Foi a expedição de Fernão de Magalhães que pela primeira vez registrou 
a existência das galáxias Grande Nuvem e Pequena Nuvem de Magalhães, 
ambas visíveis a olho nú no hemisfério sul. Ao contrário delas, a 
galáxia Andrômeda, visível a olho nú no hemisfério norte, já havia 
sido registrada pelo astrônomo persa Abd-al-Rahman Al-Sufias como 
sendo uma "pequena nuvem" no ano 964, no seu "Livro das Estrelas 
Fixas". Acredita-se que a galáxia Andrômeda já era conhecida dos 
astrônomos persas em Isfahan desde o ano 905, ou mesmo antes dessa data.


Vale a pena ler este livro?

Sem qualquer dúvida. O livro "Além do Fim do Mundo" é muito bem 
escrito, fácil de ler e bastante agradável. A narrativa prende o 
leitor como se fosse um romance de aventura. Na verdade, é um romance 
de aventura, um épico que podemos comparar às viagens espaciais 
realizadas à Lua no século passado. Existe, sem dúvida, alguns 
pequenos problemas no livro que poderiam ter melhorado bastante a vida 
do leitor.

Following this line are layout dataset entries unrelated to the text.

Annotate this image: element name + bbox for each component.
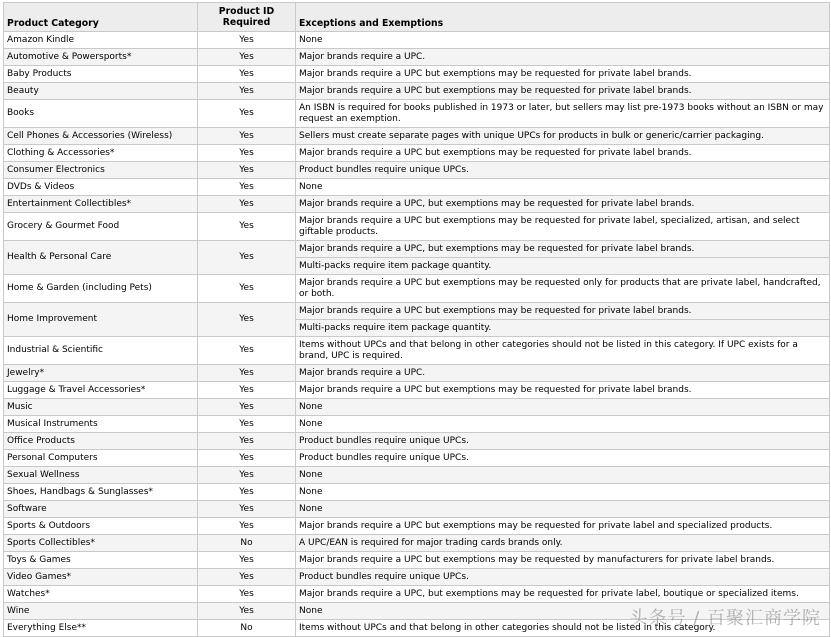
cell-category: Clothing & Accessories* [4,145,198,162]
cell-category: Industrial & Scientific [4,337,198,365]
cell-category: Entertainment Collectibles* [4,196,198,213]
table-row [4,337,830,365]
cell-exceptions: None [296,603,830,620]
table-row [4,179,830,196]
table-row [4,484,830,501]
cell-category: Amazon Kindle [4,32,198,49]
cell-exceptions: Major brands require a UPC but exemptions may be requested for private label brands. [296,382,830,399]
cell-category: Automotive & Powersports* [4,49,198,66]
cell-exceptions: Multi-packs require item package quantity. [296,320,830,337]
table-row [4,241,830,258]
cell-exceptions: Major brands require a UPC but exemptions may be requested for private label brands. [296,66,830,83]
cell-id-required: Yes [198,66,296,83]
cell-category: Video Games* [4,569,198,586]
table-row [4,416,830,433]
table-row [4,399,830,416]
cell-category: Consumer Electronics [4,162,198,179]
cell-exceptions: Product bundles require unique UPCs. [296,569,830,586]
cell-id-required: Yes [198,399,296,416]
cell-exceptions: Multi-packs require item package quantity. [296,258,830,275]
cell-id-required: Yes [198,382,296,399]
cell-category: Sports Collectibles* [4,535,198,552]
cell-exceptions: None [296,467,830,484]
cell-exceptions: Major brands require a UPC. [296,365,830,382]
cell-id-required: Yes [198,433,296,450]
table-row [4,552,830,569]
table-row [4,275,830,303]
header-product-id-required: Product ID Required [198,3,296,32]
cell-id-required: Yes [198,128,296,145]
cell-id-required: No [198,535,296,552]
cell-exceptions: A UPC/EAN is required for major trading cards brands only. [296,535,830,552]
cell-exceptions: Sellers must create separate pages with unique UPCs for products in bulk or generic/carrier packaging. [296,128,830,145]
cell-category: Home & Garden (including Pets) [4,275,198,303]
cell-exceptions: Product bundles require unique UPCs. [296,162,830,179]
watermark: 头条号 / 百聚汇商学院 [629,608,821,629]
table-row [4,569,830,586]
cell-exceptions: Major brands require a UPC, but exemptions may be requested for private label, boutique or specialized items. [296,586,830,603]
cell-id-required: Yes [198,145,296,162]
table-row [4,382,830,399]
table-row [4,83,830,100]
cell-exceptions: Major brands require a UPC, but exemptions may be requested for private label brands. [296,196,830,213]
cell-id-required: Yes [198,484,296,501]
table-row [4,145,830,162]
cell-exceptions: Major brands require a UPC. [296,49,830,66]
cell-id-required: Yes [198,275,296,303]
cell-category: Baby Products [4,66,198,83]
cell-category: Jewelry* [4,365,198,382]
cell-id-required: No [198,620,296,637]
cell-exceptions: Items without UPCs and that belong in other categories should not be listed in this category. [296,620,830,637]
table-header-row [4,3,830,32]
cell-exceptions: None [296,501,830,518]
cell-exceptions: Major brands require a UPC but exemptions may be requested for private label, specialized, artisan, and select giftable products. [296,213,830,241]
cell-category: Music [4,399,198,416]
table-row [4,196,830,213]
cell-exceptions: None [296,179,830,196]
cell-category: Luggage & Travel Accessories* [4,382,198,399]
cell-category: Everything Else** [4,620,198,637]
cell-category: Wine [4,603,198,620]
cell-category: Software [4,501,198,518]
cell-exceptions: Major brands require a UPC but exemptions may be requested for private label brands. [296,145,830,162]
table-row [4,128,830,145]
cell-category: Shoes, Handbags & Sunglasses* [4,484,198,501]
cell-id-required: Yes [198,416,296,433]
cell-exceptions: None [296,399,830,416]
cell-id-required: Yes [198,450,296,467]
cell-id-required: Yes [198,49,296,66]
cell-id-required: Yes [198,569,296,586]
cell-exceptions: Major brands require a UPC but exemptions may be requested only for products that are private label, handcrafted, or both. [296,275,830,303]
table-row [4,450,830,467]
cell-category: Grocery & Gourmet Food [4,213,198,241]
cell-category: Books [4,100,198,128]
table-row [4,433,830,450]
table-row [4,32,830,49]
cell-category: Toys & Games [4,552,198,569]
table-row [4,100,830,128]
cell-category: Musical Instruments [4,416,198,433]
cell-exceptions: Major brands require a UPC, but exemptions may be requested for private label brands. [296,241,830,258]
cell-category: DVDs & Videos [4,179,198,196]
cell-id-required: Yes [198,518,296,535]
table-row [4,518,830,535]
cell-exceptions: Items without UPCs and that belong in other categories should not be listed in this category. If UPC exists for a brand, UPC is required. [296,337,830,365]
cell-category: Beauty [4,83,198,100]
cell-category: Sexual Wellness [4,467,198,484]
header-exceptions: Exceptions and Exemptions [296,3,830,32]
cell-exceptions: Major brands require a UPC but exemptions may be requested for private label and specialized products. [296,518,830,535]
table-row [4,535,830,552]
cell-exceptions: None [296,32,830,49]
cell-id-required: Yes [198,162,296,179]
cell-exceptions: Major brands require a UPC but exemptions may be requested by manufacturers for private label brands. [296,552,830,569]
cell-exceptions: Product bundles require unique UPCs. [296,433,830,450]
table-row [4,501,830,518]
cell-exceptions: Product bundles require unique UPCs. [296,450,830,467]
cell-category: Sports & Outdoors [4,518,198,535]
cell-id-required: Yes [198,603,296,620]
table-row [4,49,830,66]
cell-exceptions: Major brands require a UPC but exemptions may be requested for private label brands. [296,303,830,320]
cell-id-required: Yes [198,83,296,100]
cell-id-required: Yes [198,100,296,128]
cell-id-required: Yes [198,337,296,365]
cell-category: Home Improvement [4,303,198,337]
cell-id-required: Yes [198,196,296,213]
cell-category: Cell Phones & Accessories (Wireless) [4,128,198,145]
cell-id-required: Yes [198,303,296,337]
cell-id-required: Yes [198,213,296,241]
header-product-category: Product Category [4,3,198,32]
cell-id-required: Yes [198,467,296,484]
table-row [4,586,830,603]
cell-category: Health & Personal Care [4,241,198,275]
product-id-requirements-table [3,2,830,637]
table-row [4,162,830,179]
cell-category: Office Products [4,433,198,450]
table-row [4,303,830,320]
cell-category: Watches* [4,586,198,603]
cell-id-required: Yes [198,241,296,275]
cell-id-required: Yes [198,365,296,382]
cell-exceptions: None [296,484,830,501]
table-body [4,32,830,637]
cell-category: Personal Computers [4,450,198,467]
cell-id-required: Yes [198,586,296,603]
cell-exceptions: An ISBN is required for books published in 1973 or later, but sellers may list pre-1973 books without an ISBN or may request an exemption. [296,100,830,128]
cell-id-required: Yes [198,179,296,196]
table-row [4,365,830,382]
cell-id-required: Yes [198,32,296,49]
cell-id-required: Yes [198,552,296,569]
table-row [4,213,830,241]
table-row [4,467,830,484]
cell-exceptions: None [296,416,830,433]
cell-exceptions: Major brands require a UPC but exemptions may be requested for private label brands. [296,83,830,100]
cell-id-required: Yes [198,501,296,518]
table-row [4,66,830,83]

Por exemplo, o autor usa muitos termos técnicos de marinha 
tais como amura, fasquias, lais de verga, verga redonda, etc. Um 
pequeno glossário ajudaria bastante a compreender o que esses termos 
significam. Aliás, uma pequena figura de um navio da época indicando 
suas partes seria excepcional. Senti também a falta de um mapa 
detalhado para melhor acompanhar a aventura de Fernão de Magalhães. O 
mapa apresentado no início do livro é simples demais para o volume de 
fatos narrados. Melhor ainda seria se o autor nos tivesse presenteado 
com a comparação entre um mapa atual e o mapa usado por Pigafetta para 
a viagem. Poderíamos também criticar o fato de que o livro "Além do 
fim do mundo" não tenta explicar o porque da dificuldade de se 
calcular a longitude naquela época. Na verdade a determinação da 
longitude é um problema que, por sua extensão e complexidade, tem 
exigido vários livros, alguns bastante especializados. Podemos 
entender o fato de Bergreen não ter entrado nesse assunto mas 
certamente ele podia ter feito uma pequena discussão tal qual a 
mostrada acima nesse texto.

Um leitor mais zangado diria: "se você quer ver tudo isso em um livro 
escreva-o você mesmo sobre o mesmo assunto". É claro que o "choro" 
feito no parágrafo anterior de modo algum invalida a qualidade do 
livro "Além do fim do mundo". Esse é um dos bons exemplos de livros 
que agradam ao leitor comum do início ao fim. Pode ser que um 
historiador não concorde com alguns fatos apresentados e possa até 
mesmo fazer críticas mais pertinentes ao seu conteúdo. Nós, que não 
somos historiadores, nos contentamos com os fatos alí narrados, que 
nos dão uma visão do que era a vida na época das primeiras grandes 
aventuras da humanidade: as viagens de descobrimento. Ao ver esse 
livro, "Além do fim do mundo", tão agradável nas bancas das livrarias, 
pelo menos nos fica a sensação de que o sacrifício de algumas árvores 
para a sua confecção não foi em vão. O mesmo não podemos dizer quando 
olhamos em volta para as outras bancas, lotadas com os famigerados 
livros de auto-ajuda e outras bobagens do gênero.